Like any other major surgery obesity surgery is associated with risks and complications. However, the risk to life and the disability of obesity makes these risks acceptable.
The risks can be broken down into the following categories:
Anaesthesia Risks: All obesity operations are down under a full general anaesthetic. This is very safe with a risk of death from anaesthesia of about 1 in 40,000 people. Your anaesthetist will assess you thoroughly prior to the procedure.
General Risks: These include
- Chest infection
- Urine infection
- Deep venous thrombosis and pulmonary embolism (blood clots)
- Wound infection
- Hernia formation at wound sites
Risk of bleeding: Bleeding can occur from the staple line of the stomach, divided vessels or injury to organs such as the spleen or the liver. These are rare and can be managed laparoscopically most of the time. Rarely patients need to have blood transfusion or the operation need to be converted to open surgery.

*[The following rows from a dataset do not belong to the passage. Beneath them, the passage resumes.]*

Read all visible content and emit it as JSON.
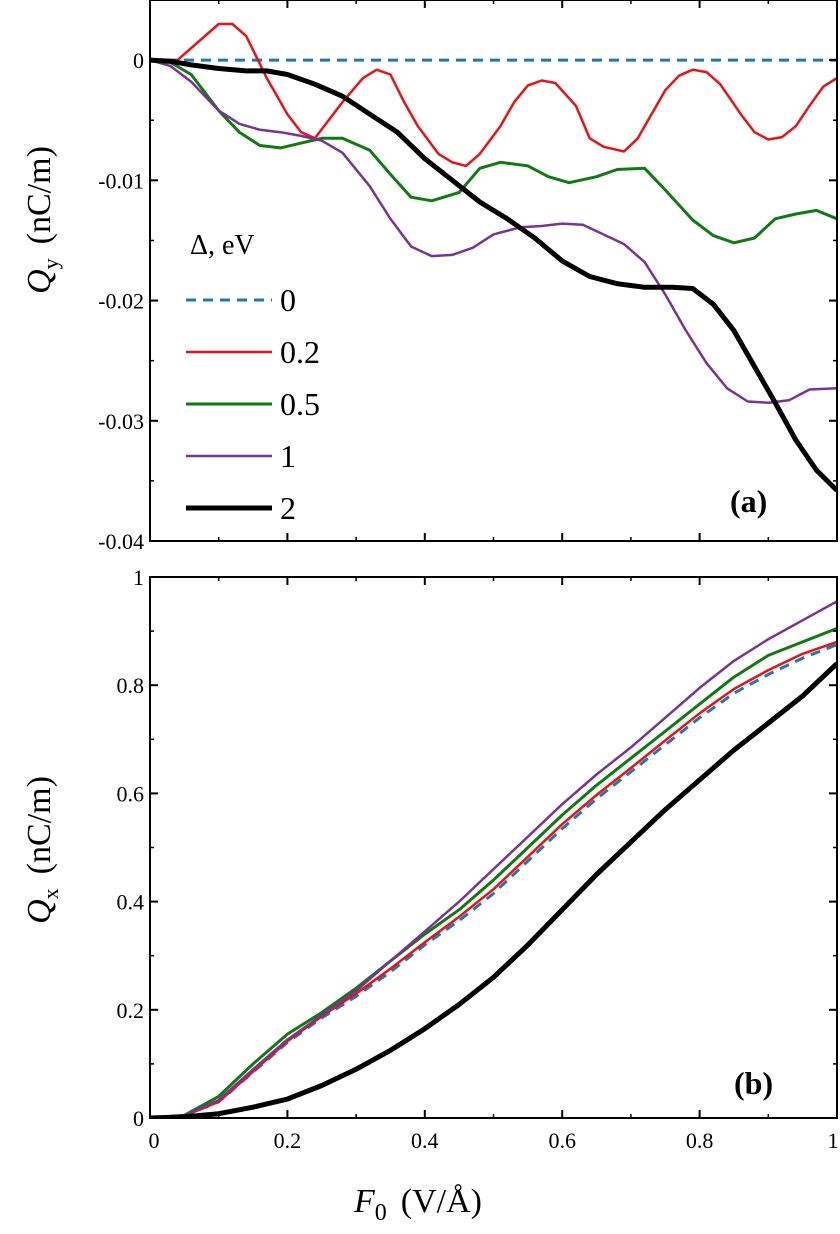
{
  "chart_data": [
    {
      "type": "line",
      "panel_label": "(a)",
      "ylabel_sym": "Q",
      "ylabel_sub": "y",
      "ylabel_unit": "(nC/m)",
      "xlim": [
        0,
        1
      ],
      "ylim": [
        -0.04,
        0.005
      ],
      "yticks": [
        0,
        -0.01,
        -0.02,
        -0.03,
        -0.04
      ],
      "ytick_labels": [
        "0",
        "-0.01",
        "-0.02",
        "-0.03",
        "-0.04"
      ],
      "xticks": [
        0,
        0.2,
        0.4,
        0.6,
        0.8,
        1
      ],
      "legend_title": "Δ, eV",
      "legend_position": "left",
      "series": [
        {
          "name": "0",
          "color": "#1f77b4",
          "style": "dashed",
          "width": 3,
          "x": [
            0,
            1
          ],
          "y": [
            0,
            0
          ]
        },
        {
          "name": "0.2",
          "color": "#ee1111",
          "style": "solid",
          "width": 2.5,
          "x": [
            0,
            0.04,
            0.07,
            0.1,
            0.12,
            0.14,
            0.17,
            0.2,
            0.22,
            0.24,
            0.26,
            0.28,
            0.31,
            0.33,
            0.35,
            0.37,
            0.39,
            0.42,
            0.44,
            0.46,
            0.48,
            0.51,
            0.53,
            0.55,
            0.57,
            0.59,
            0.62,
            0.64,
            0.66,
            0.69,
            0.71,
            0.73,
            0.75,
            0.77,
            0.79,
            0.81,
            0.83,
            0.86,
            0.88,
            0.9,
            0.92,
            0.94,
            0.96,
            0.98,
            1
          ],
          "y": [
            0,
            0,
            0.0015,
            0.003,
            0.003,
            0.002,
            -0.0015,
            -0.0045,
            -0.006,
            -0.0065,
            -0.005,
            -0.0035,
            -0.0015,
            -0.0008,
            -0.0012,
            -0.0035,
            -0.0055,
            -0.0078,
            -0.0085,
            -0.0088,
            -0.0078,
            -0.0055,
            -0.0035,
            -0.0021,
            -0.0017,
            -0.0019,
            -0.0038,
            -0.0065,
            -0.0072,
            -0.0076,
            -0.0065,
            -0.0045,
            -0.0025,
            -0.0013,
            -0.0008,
            -0.001,
            -0.002,
            -0.0045,
            -0.006,
            -0.0066,
            -0.0064,
            -0.0055,
            -0.0038,
            -0.0022,
            -0.0015
          ]
        },
        {
          "name": "0.5",
          "color": "#0f7a0f",
          "style": "solid",
          "width": 3,
          "x": [
            0,
            0.03,
            0.06,
            0.1,
            0.13,
            0.16,
            0.19,
            0.22,
            0.25,
            0.28,
            0.32,
            0.35,
            0.38,
            0.41,
            0.45,
            0.48,
            0.51,
            0.55,
            0.58,
            0.61,
            0.65,
            0.68,
            0.72,
            0.75,
            0.79,
            0.82,
            0.85,
            0.88,
            0.91,
            0.94,
            0.97,
            1
          ],
          "y": [
            0,
            -0.0002,
            -0.0012,
            -0.0042,
            -0.006,
            -0.0071,
            -0.0073,
            -0.0069,
            -0.0065,
            -0.0065,
            -0.0075,
            -0.0095,
            -0.0114,
            -0.0117,
            -0.011,
            -0.009,
            -0.0085,
            -0.0088,
            -0.0097,
            -0.0102,
            -0.0097,
            -0.0091,
            -0.009,
            -0.0108,
            -0.0133,
            -0.0146,
            -0.0152,
            -0.0148,
            -0.0132,
            -0.0128,
            -0.0125,
            -0.0132
          ]
        },
        {
          "name": "1",
          "color": "#7b3294",
          "style": "solid",
          "width": 2.5,
          "x": [
            0,
            0.03,
            0.06,
            0.1,
            0.13,
            0.16,
            0.19,
            0.22,
            0.25,
            0.28,
            0.32,
            0.35,
            0.38,
            0.41,
            0.44,
            0.47,
            0.5,
            0.54,
            0.57,
            0.6,
            0.63,
            0.66,
            0.69,
            0.72,
            0.75,
            0.78,
            0.81,
            0.84,
            0.87,
            0.9,
            0.93,
            0.96,
            1
          ],
          "y": [
            0,
            -0.0005,
            -0.0018,
            -0.0042,
            -0.0053,
            -0.0058,
            -0.006,
            -0.0063,
            -0.0067,
            -0.0077,
            -0.0105,
            -0.0132,
            -0.0155,
            -0.0163,
            -0.0162,
            -0.0156,
            -0.0145,
            -0.0139,
            -0.0138,
            -0.0136,
            -0.0137,
            -0.0145,
            -0.0153,
            -0.0168,
            -0.0195,
            -0.0225,
            -0.0252,
            -0.0273,
            -0.0284,
            -0.0285,
            -0.0283,
            -0.0274,
            -0.0273
          ]
        },
        {
          "name": "2",
          "color": "#000000",
          "style": "solid",
          "width": 5,
          "x": [
            0,
            0.03,
            0.06,
            0.1,
            0.14,
            0.17,
            0.2,
            0.24,
            0.28,
            0.32,
            0.36,
            0.4,
            0.44,
            0.48,
            0.52,
            0.56,
            0.6,
            0.64,
            0.68,
            0.72,
            0.76,
            0.79,
            0.82,
            0.85,
            0.88,
            0.91,
            0.94,
            0.97,
            1
          ],
          "y": [
            0,
            -0.0001,
            -0.0004,
            -0.0007,
            -0.0009,
            -0.0009,
            -0.0012,
            -0.002,
            -0.003,
            -0.0045,
            -0.006,
            -0.0082,
            -0.01,
            -0.0118,
            -0.0132,
            -0.0148,
            -0.0167,
            -0.018,
            -0.0186,
            -0.0189,
            -0.0189,
            -0.019,
            -0.0203,
            -0.0225,
            -0.0255,
            -0.0285,
            -0.0316,
            -0.0341,
            -0.0358
          ]
        }
      ]
    },
    {
      "type": "line",
      "panel_label": "(b)",
      "ylabel_sym": "Q",
      "ylabel_sub": "x",
      "ylabel_unit": "(nC/m)",
      "xlabel_sym": "F",
      "xlabel_sub": "0",
      "xlabel_unit": "(V/Å)",
      "xlim": [
        0,
        1
      ],
      "ylim": [
        0,
        1
      ],
      "yticks": [
        0,
        0.2,
        0.4,
        0.6,
        0.8,
        1
      ],
      "ytick_labels": [
        "0",
        "0.2",
        "0.4",
        "0.6",
        "0.8",
        "1"
      ],
      "xticks": [
        0,
        0.2,
        0.4,
        0.6,
        0.8,
        1
      ],
      "xtick_labels": [
        "0",
        "0.2",
        "0.4",
        "0.6",
        "0.8",
        "1"
      ],
      "series": [
        {
          "name": "0",
          "color": "#1f77b4",
          "style": "dashed",
          "width": 3,
          "x": [
            0,
            0.05,
            0.1,
            0.15,
            0.2,
            0.25,
            0.3,
            0.35,
            0.4,
            0.45,
            0.5,
            0.55,
            0.6,
            0.65,
            0.7,
            0.75,
            0.8,
            0.85,
            0.9,
            0.95,
            1
          ],
          "y": [
            0,
            0.004,
            0.03,
            0.085,
            0.14,
            0.185,
            0.225,
            0.27,
            0.32,
            0.365,
            0.415,
            0.475,
            0.535,
            0.59,
            0.64,
            0.69,
            0.74,
            0.785,
            0.82,
            0.85,
            0.875
          ]
        },
        {
          "name": "0.2",
          "color": "#ee1111",
          "style": "solid",
          "width": 2.5,
          "x": [
            0,
            0.05,
            0.1,
            0.15,
            0.2,
            0.25,
            0.3,
            0.35,
            0.4,
            0.45,
            0.5,
            0.55,
            0.6,
            0.65,
            0.7,
            0.75,
            0.8,
            0.85,
            0.9,
            0.95,
            1
          ],
          "y": [
            0,
            0.004,
            0.03,
            0.086,
            0.142,
            0.188,
            0.23,
            0.276,
            0.325,
            0.372,
            0.423,
            0.483,
            0.543,
            0.597,
            0.647,
            0.698,
            0.748,
            0.793,
            0.828,
            0.858,
            0.88
          ]
        },
        {
          "name": "0.5",
          "color": "#0f7a0f",
          "style": "solid",
          "width": 3,
          "x": [
            0,
            0.05,
            0.1,
            0.15,
            0.2,
            0.25,
            0.3,
            0.35,
            0.4,
            0.45,
            0.5,
            0.55,
            0.6,
            0.65,
            0.7,
            0.75,
            0.8,
            0.85,
            0.9,
            0.95,
            1
          ],
          "y": [
            0,
            0.005,
            0.04,
            0.1,
            0.155,
            0.195,
            0.24,
            0.29,
            0.34,
            0.385,
            0.44,
            0.5,
            0.56,
            0.615,
            0.665,
            0.715,
            0.765,
            0.815,
            0.855,
            0.88,
            0.905
          ]
        },
        {
          "name": "1",
          "color": "#7b3294",
          "style": "solid",
          "width": 2.5,
          "x": [
            0,
            0.05,
            0.1,
            0.15,
            0.2,
            0.25,
            0.3,
            0.35,
            0.4,
            0.45,
            0.5,
            0.55,
            0.6,
            0.65,
            0.7,
            0.75,
            0.8,
            0.85,
            0.9,
            0.95,
            1
          ],
          "y": [
            0,
            0.004,
            0.033,
            0.09,
            0.145,
            0.19,
            0.235,
            0.29,
            0.345,
            0.4,
            0.46,
            0.52,
            0.58,
            0.635,
            0.685,
            0.74,
            0.795,
            0.845,
            0.885,
            0.92,
            0.955
          ]
        },
        {
          "name": "2",
          "color": "#000000",
          "style": "solid",
          "width": 5,
          "x": [
            0,
            0.05,
            0.1,
            0.15,
            0.2,
            0.25,
            0.3,
            0.35,
            0.4,
            0.45,
            0.5,
            0.55,
            0.6,
            0.65,
            0.7,
            0.75,
            0.8,
            0.85,
            0.9,
            0.95,
            1
          ],
          "y": [
            0,
            0.002,
            0.008,
            0.02,
            0.035,
            0.06,
            0.09,
            0.125,
            0.165,
            0.21,
            0.26,
            0.32,
            0.385,
            0.45,
            0.51,
            0.57,
            0.625,
            0.68,
            0.73,
            0.78,
            0.84
          ]
        }
      ]
    }
  ]
}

Risk of Death: People have died from having obesity surgery. This is rare occurring in about 1 in 1000. Death can occur as a result of heart attacks, clots in the leg veins moving to the lungs, and leaks. You will be fitted with a compression stockings and receive blood thinning injections throughout your stay in hospital as well as calf compression device during the surgery. These measures together with early mobilizing and walking after operation reduce the risks of clotting.
Specific Risks:These are risks specific to each type of operation. Some of these risks include the following:
- Staple line leak: Whenever the stomach is divided or a joint is made there is a small risk of leak of stomach or intestinal fluid. This is rare occurring about 1% of the time but it can be serious leading to abscess formation or peritonitis and require reintervention or corrective surgery with a prolonged hospital stay.
- Gastro-Oesophageal Reflux Disease (GORD): Some patients with gastric bands and sleeve gastrectomy develop acid reflux causing heartburn. The often happens in patients with a pre-existing hiatus hernia. As part of your operation any hiatus hernia will be fixed at the original surgery to reduce the chance for this complication.
- Gastric band erosion, slippage and obstruction.
- Gallstone formation: The rapid weight loss can lead to the formation of stones in the gallbladder. This make require surgery for the removal of the gallbladder.
- Hair Loss: As a result of rapid weight loss, it is not uncommon to notice some thinning of your hair. This is temporary and stops when the weight loss slows down and hair will regrow back again.
- Loose skin: After losing the excess weight some patients are left with excess skin. Some patients need surgery to remove the excess skin. This is best delayed for two years to allow for the excess skin to shrink by itself.
- Food intolerance: This is most marked with gastric banding as discussed before. Patients with gastric bypass can develop dumping syndromes from rapid emptying of stomach into the intestine. This results in feeling tired, flushed and sweaty after having meals rich in carbohydrates and simple sugars.